Until the affirmative marijuana vote by the Board of Supervisors, we dodged a bullet in the last election. If Moss and Brandon had joined Denise Rushing to form a majority this gentle, charming county would have become San Francisco light, road-rage and all. Voters also demonstrated by rejecting Measure D that they opposed turning the county over to backyard marijuana farming. I wasn”t surprised by Rushing, Brown or Farrington. I expected Rushing to vote to let pot growers grow pot. I anticipated Brown, a straight-shooter, would oppose piecemeal law-breaking and he did. Farrington is a born compromiser; he would attempt to broker a time-sharing compromise between a convent and a brothel. Following Farrington”s compromise proposal, given a choice between good and evil, the supervisors, except Brown, voted for half-evil, satisfying nobody. It”s as if a virgin decided to become just a little pregnant.
We got in this mess because California ignored federal law, pot growers ignored California and federal law and the supervisors got confused. I propose that when it comes back around, we ignore all outside laws and make some money for the county. Since the growers declare themselves farmers, let”s pass an ordinance that limits growing a normal amount of plants to fit on a normal farm of no less than 20 acres — like tobacco farmers — instead of tiny, stinking, dangerous backyard nuisances. Medicinal marijuana is nonsense; it is recreational stuff just like liquor and tobacco, only worse. Pain-reducing chemicals in marijuana are available in pills. If growing the stuff is legal then let”s stop the sneaky, impossible to monitor and control, backyard stuff and grow it openly as a farmland crop. It could be a cooperative, shared by many growers.

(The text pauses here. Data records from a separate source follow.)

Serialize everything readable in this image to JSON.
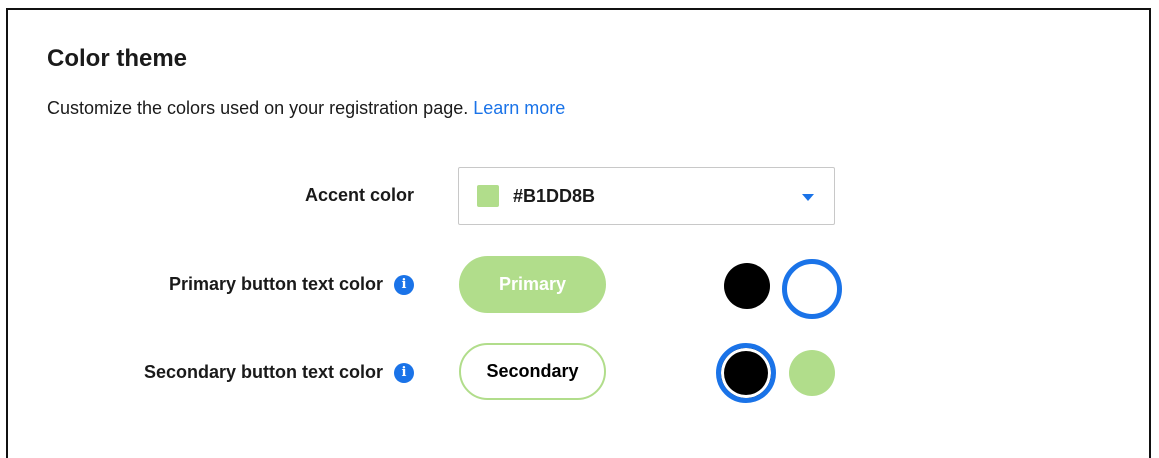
{
  "section": {
    "title": "Color theme",
    "description": "Customize the colors used on your registration page.",
    "learn_more": "Learn more"
  },
  "accent": {
    "label": "Accent color",
    "value": "#B1DD8B",
    "swatch_color": "#B1DD8B",
    "dropdown_icon": "caret-down-icon"
  },
  "primary_text": {
    "label": "Primary button text color",
    "info_icon": "info-icon",
    "preview_label": "Primary",
    "preview_background": "#B1DD8B",
    "preview_text_color": "#FFFFFF",
    "options": [
      {
        "name": "black",
        "color": "#000000",
        "selected": false
      },
      {
        "name": "white",
        "color": "#FFFFFF",
        "selected": true
      }
    ]
  },
  "secondary_text": {
    "label": "Secondary button text color",
    "info_icon": "info-icon",
    "preview_label": "Secondary",
    "preview_border": "#B1DD8B",
    "preview_text_color": "#000000",
    "options": [
      {
        "name": "black",
        "color": "#000000",
        "selected": true
      },
      {
        "name": "accent",
        "color": "#B1DD8B",
        "selected": false
      }
    ]
  },
  "colors": {
    "link": "#1A73E8",
    "selection_ring": "#1A73E8"
  }
}
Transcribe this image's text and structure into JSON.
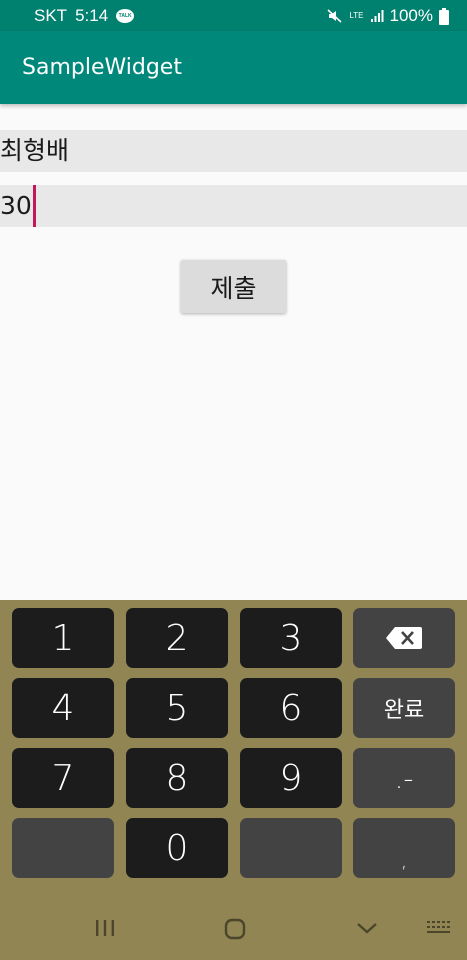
{
  "status_bar": {
    "carrier": "SKT",
    "time": "5:14",
    "talk_badge": "TALK",
    "network": "LTE",
    "battery": "100%"
  },
  "app_bar": {
    "title": "SampleWidget"
  },
  "form": {
    "name_value": "최형배",
    "age_value": "30",
    "submit_label": "제출"
  },
  "keyboard": {
    "keys": [
      "1",
      "2",
      "3",
      "4",
      "5",
      "6",
      "7",
      "8",
      "9",
      "0"
    ],
    "done_label": "완료",
    "dot_minus_label": ".-",
    "comma_label": ","
  },
  "colors": {
    "accent": "#00897b",
    "cursor": "#c2185b",
    "keyboard_bg": "#918653"
  },
  "icons": [
    "talk-icon",
    "mute-icon",
    "lte-icon",
    "signal-icon",
    "battery-icon",
    "backspace-icon",
    "recents-icon",
    "home-icon",
    "back-icon",
    "keyboard-icon"
  ]
}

Since each plant is worth a few thousand dollars, let”s rake off, say, a thousand dollars as a fee for the county for each plant harvested. After all, these pot growers will pound our roads and streets cultivating, harvesting, and marketing their crops. Furthermore, now that we”re about to be a sanctuary county for pot growing, hordes of hairy, smelly, law-breaking folks will migrate here and fill our jail.
By taxing pot we will become a wealthy county, collecting enough money to fill potholes and afford smooth roads that are the envy of California. We will amass sufficient cash from taxing pot to forego the proposed sales tax and build a spacious, elegant jail to hold the hairy, law-breaking hordes that pot attracts.
However, we need a Sheriff who will support inspections and enforce laws regarding marijuana. An added benefit is that, as with tobacco, we can pass laws to keep it from children.